Why is it called Tensor flow? Do the multi-dimensional matrices that exchange data between the nodes transform like tensors? If so, when does the need arise to transform them?
> Do the multi-dimensional matrices that exchange data between the nodes transform like tensors?
Yes, if you design the moeel/graph that way.
> If so, when does the need arise to transform them?
The need arises whenever tensors are needed. For deep learning, most people treat them like multidimensional arrays. TensorFlow is an excellent name.
Multidimensional arrays are a thing of the past. Now we call them tensors.
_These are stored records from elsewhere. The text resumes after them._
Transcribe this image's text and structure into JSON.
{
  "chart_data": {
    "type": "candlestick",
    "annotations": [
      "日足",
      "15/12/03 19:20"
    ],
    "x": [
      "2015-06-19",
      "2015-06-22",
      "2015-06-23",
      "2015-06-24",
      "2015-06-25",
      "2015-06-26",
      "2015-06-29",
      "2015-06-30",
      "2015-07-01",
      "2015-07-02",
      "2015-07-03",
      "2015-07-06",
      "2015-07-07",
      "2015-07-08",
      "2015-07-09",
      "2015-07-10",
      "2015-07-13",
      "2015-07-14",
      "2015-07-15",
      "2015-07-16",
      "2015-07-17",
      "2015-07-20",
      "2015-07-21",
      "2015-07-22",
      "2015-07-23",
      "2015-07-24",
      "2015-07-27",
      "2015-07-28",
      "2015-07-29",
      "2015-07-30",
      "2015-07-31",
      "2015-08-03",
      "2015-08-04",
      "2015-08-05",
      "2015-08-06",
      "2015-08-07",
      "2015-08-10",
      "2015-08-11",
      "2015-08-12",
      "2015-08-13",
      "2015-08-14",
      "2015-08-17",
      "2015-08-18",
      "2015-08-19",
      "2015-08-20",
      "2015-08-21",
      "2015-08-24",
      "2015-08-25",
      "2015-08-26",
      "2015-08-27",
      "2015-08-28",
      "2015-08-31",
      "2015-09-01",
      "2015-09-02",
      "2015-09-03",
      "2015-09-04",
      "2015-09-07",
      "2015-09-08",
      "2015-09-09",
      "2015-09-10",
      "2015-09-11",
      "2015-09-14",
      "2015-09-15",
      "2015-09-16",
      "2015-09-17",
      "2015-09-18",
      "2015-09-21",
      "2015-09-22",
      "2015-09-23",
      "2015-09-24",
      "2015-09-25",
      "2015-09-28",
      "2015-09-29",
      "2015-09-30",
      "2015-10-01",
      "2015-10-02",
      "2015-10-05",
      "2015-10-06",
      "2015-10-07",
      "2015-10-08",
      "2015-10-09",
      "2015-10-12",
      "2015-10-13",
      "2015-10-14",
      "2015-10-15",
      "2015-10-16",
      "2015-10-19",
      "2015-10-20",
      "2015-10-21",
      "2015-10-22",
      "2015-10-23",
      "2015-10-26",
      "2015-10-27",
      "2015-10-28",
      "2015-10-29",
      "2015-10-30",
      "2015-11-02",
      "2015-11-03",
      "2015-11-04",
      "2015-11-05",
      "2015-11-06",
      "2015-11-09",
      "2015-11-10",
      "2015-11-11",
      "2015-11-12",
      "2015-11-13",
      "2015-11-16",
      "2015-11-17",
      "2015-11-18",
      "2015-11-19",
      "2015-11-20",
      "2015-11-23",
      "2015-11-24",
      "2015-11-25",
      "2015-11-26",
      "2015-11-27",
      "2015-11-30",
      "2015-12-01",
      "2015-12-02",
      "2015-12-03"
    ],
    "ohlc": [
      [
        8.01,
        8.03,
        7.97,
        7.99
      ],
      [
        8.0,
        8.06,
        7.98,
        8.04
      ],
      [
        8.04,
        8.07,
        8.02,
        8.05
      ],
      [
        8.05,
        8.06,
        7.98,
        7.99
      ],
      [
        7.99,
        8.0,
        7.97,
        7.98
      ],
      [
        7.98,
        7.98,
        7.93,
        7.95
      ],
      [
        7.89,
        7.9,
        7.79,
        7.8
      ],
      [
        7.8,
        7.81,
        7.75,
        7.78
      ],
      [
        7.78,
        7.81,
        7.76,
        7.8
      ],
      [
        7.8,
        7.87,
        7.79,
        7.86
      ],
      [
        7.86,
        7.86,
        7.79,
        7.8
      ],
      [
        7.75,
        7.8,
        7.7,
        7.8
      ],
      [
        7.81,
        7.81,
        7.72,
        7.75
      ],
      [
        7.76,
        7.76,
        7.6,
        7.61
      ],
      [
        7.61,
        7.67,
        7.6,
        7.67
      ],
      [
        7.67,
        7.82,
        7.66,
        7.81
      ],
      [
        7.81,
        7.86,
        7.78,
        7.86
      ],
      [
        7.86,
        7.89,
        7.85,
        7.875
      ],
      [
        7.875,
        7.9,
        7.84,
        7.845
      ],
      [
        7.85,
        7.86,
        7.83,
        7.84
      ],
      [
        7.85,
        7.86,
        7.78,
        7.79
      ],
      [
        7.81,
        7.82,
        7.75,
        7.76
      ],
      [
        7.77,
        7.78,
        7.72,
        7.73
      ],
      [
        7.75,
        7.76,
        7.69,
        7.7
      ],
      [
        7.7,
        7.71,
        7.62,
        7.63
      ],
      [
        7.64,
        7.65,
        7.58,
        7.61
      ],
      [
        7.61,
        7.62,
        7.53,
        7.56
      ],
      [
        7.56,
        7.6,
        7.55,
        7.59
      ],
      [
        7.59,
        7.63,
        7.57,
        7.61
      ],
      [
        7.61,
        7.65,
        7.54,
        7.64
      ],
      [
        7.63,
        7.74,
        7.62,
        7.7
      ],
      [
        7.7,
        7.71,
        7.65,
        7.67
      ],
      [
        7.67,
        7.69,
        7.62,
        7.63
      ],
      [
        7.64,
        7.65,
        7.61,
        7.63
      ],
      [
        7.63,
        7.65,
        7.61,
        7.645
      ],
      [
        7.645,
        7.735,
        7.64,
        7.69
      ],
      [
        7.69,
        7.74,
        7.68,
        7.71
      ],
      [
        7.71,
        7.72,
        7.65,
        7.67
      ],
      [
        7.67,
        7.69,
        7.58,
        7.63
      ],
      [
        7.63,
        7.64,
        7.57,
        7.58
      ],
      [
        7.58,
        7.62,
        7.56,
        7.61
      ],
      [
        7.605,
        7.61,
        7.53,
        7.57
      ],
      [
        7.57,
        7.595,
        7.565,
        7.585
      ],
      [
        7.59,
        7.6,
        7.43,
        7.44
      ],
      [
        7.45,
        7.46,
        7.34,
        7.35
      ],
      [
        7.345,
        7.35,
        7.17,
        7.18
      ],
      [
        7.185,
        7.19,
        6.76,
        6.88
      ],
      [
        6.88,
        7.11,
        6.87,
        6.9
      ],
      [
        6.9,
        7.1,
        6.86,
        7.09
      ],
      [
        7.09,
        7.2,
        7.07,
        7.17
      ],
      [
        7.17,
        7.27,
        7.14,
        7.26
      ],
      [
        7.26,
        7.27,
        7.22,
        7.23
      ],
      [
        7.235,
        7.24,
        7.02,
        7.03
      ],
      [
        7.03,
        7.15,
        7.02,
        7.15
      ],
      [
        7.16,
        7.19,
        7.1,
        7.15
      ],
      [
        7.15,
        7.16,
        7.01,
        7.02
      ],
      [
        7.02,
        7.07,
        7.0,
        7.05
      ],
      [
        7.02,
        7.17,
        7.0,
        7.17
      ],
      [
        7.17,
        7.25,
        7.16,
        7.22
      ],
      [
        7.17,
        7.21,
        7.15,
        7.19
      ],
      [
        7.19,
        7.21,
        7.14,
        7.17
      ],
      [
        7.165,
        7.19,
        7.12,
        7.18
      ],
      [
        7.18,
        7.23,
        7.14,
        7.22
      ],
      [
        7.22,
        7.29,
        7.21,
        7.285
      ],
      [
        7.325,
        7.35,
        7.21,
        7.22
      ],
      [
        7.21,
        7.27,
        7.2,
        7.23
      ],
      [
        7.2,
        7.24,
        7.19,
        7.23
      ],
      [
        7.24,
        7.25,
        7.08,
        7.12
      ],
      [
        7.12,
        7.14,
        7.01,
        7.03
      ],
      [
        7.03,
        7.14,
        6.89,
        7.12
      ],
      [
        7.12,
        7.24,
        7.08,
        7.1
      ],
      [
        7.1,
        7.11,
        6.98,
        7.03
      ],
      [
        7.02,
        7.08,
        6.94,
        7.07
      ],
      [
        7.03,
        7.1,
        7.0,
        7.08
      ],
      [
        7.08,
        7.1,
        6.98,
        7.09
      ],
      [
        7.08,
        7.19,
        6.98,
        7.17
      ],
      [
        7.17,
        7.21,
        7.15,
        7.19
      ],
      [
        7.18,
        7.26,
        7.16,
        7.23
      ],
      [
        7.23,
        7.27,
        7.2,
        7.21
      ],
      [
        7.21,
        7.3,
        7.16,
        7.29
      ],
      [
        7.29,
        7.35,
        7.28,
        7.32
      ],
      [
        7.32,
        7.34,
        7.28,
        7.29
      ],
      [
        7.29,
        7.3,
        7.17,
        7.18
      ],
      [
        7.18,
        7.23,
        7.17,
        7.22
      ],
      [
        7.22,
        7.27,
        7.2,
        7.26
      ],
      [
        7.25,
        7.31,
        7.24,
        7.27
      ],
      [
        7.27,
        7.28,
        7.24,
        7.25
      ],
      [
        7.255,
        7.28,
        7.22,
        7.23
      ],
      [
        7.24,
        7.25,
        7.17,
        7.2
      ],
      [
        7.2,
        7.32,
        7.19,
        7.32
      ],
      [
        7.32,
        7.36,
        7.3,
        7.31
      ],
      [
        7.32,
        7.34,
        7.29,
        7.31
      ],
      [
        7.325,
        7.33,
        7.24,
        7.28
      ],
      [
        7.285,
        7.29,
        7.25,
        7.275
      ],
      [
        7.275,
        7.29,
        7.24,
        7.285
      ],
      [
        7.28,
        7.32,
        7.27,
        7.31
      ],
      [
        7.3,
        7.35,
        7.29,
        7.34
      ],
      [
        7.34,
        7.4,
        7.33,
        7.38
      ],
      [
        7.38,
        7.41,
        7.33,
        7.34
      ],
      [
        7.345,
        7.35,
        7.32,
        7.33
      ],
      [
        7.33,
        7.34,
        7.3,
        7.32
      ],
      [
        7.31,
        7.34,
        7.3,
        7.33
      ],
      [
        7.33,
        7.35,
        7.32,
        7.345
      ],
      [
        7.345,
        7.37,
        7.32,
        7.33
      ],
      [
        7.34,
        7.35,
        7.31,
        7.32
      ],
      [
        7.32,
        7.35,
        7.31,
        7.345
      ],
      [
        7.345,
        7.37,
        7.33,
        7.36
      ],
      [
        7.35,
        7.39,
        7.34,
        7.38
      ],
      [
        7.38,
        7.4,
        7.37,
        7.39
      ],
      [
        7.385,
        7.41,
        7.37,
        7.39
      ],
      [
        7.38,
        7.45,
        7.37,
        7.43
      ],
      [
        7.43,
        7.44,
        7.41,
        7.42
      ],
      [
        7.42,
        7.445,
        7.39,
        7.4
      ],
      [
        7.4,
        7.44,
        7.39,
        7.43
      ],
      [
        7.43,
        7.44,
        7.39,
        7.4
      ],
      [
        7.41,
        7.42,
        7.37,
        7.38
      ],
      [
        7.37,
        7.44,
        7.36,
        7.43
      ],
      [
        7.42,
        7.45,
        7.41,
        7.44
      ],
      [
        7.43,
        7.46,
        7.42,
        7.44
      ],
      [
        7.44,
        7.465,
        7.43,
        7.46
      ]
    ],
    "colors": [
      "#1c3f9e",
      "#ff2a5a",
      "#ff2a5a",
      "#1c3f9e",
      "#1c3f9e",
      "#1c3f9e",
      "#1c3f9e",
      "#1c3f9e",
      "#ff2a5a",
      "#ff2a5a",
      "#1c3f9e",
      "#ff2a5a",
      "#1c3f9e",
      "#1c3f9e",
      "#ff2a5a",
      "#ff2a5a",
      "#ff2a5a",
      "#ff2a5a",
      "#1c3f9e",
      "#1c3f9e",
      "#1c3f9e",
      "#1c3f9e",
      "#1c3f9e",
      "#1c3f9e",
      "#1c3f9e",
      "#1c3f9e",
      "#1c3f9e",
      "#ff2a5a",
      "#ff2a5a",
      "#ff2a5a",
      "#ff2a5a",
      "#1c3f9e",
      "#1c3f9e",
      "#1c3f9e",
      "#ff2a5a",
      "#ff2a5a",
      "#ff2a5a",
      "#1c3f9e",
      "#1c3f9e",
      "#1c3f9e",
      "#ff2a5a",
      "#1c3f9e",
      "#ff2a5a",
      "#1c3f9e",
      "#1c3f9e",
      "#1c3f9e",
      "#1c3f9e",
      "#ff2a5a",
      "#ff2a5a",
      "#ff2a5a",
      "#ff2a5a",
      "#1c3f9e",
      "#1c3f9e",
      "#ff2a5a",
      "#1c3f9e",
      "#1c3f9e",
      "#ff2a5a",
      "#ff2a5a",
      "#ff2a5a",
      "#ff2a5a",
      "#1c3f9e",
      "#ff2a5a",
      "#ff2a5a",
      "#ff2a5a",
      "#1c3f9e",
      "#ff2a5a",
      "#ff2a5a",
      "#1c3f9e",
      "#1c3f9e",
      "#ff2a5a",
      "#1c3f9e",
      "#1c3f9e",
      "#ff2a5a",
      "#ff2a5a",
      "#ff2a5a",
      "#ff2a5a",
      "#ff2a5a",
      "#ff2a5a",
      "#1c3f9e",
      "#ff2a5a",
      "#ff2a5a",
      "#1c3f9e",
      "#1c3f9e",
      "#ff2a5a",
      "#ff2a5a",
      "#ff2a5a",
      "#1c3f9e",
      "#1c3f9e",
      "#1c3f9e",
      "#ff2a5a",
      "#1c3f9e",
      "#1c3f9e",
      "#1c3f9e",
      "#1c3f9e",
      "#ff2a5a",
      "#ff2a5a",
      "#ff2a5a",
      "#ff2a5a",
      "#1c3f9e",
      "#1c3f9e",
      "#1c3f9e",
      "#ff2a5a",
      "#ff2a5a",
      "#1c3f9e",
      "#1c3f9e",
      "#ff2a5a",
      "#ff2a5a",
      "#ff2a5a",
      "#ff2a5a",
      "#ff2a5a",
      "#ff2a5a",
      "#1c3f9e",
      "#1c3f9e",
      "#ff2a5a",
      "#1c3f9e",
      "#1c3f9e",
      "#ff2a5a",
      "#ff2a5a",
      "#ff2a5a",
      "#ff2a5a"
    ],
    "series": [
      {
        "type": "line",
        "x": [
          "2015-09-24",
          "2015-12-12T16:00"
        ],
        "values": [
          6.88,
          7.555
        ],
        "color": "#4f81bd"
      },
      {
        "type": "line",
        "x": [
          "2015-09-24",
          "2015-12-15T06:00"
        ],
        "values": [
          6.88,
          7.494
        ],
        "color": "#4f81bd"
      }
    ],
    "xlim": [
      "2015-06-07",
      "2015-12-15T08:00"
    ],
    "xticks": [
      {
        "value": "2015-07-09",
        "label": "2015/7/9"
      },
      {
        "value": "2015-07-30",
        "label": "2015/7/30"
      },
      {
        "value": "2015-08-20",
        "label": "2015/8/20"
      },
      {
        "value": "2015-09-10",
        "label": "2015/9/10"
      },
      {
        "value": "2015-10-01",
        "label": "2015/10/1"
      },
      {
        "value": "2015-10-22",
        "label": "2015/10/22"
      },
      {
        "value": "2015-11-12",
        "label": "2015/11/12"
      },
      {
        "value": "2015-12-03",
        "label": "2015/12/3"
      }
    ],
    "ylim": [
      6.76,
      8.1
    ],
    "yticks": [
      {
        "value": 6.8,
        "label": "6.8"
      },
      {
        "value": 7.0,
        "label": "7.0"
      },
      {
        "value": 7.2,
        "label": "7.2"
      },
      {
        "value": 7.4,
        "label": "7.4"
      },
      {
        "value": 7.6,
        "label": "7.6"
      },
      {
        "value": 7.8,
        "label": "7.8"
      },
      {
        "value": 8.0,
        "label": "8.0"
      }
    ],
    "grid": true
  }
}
Get with the program or become an aging, forgotten physicist not involved in deep learning.
A lot of people heard of tensors as something used in quantum physics, which is considered by many the most advanced/difficult hard science.
So using the word Tensor suggest highly advanced stuff used by very smart people.
Expect much more Tensor stuff in the future.
Other physics terms have the same high branding potential. "Gauge" comes to my mind. However almost nobody outside of physics/maths heard of this one (in the "gauge symmetry" sense, not the "wire gauge" one), so it would need some time to grow.
It uses Tensor in the computer-sciencey-we-abuse-terms sense of "a multidimensional matrix", not in the physics sense. It could be called multidimensionalmatrixflow, but I'm glad I don't have to type that on a daily basis. :)
Doesn't the word 'tensor' "abuse" the terminology in exactly the same way as 'matrix' does?
Sure, you can be mathy and insist that these are all abstract things and transformations between them, but meanwhile CS people will keep calling arrays "vectors", "matrices", and "tensors".
Some of the operations that are performed on the tensors in a neural network are non-linear. An example might be taking the tanh of all of the elements of the tensor. For these steps, you won't have invariance (or covariance) under change of basis.
Even in physics, there are applications of tensors which essentially treat tensors as multidimensional arrays (see for example, tensor networks) with no predefined transformation properties. But the operations done on tensors are always linear.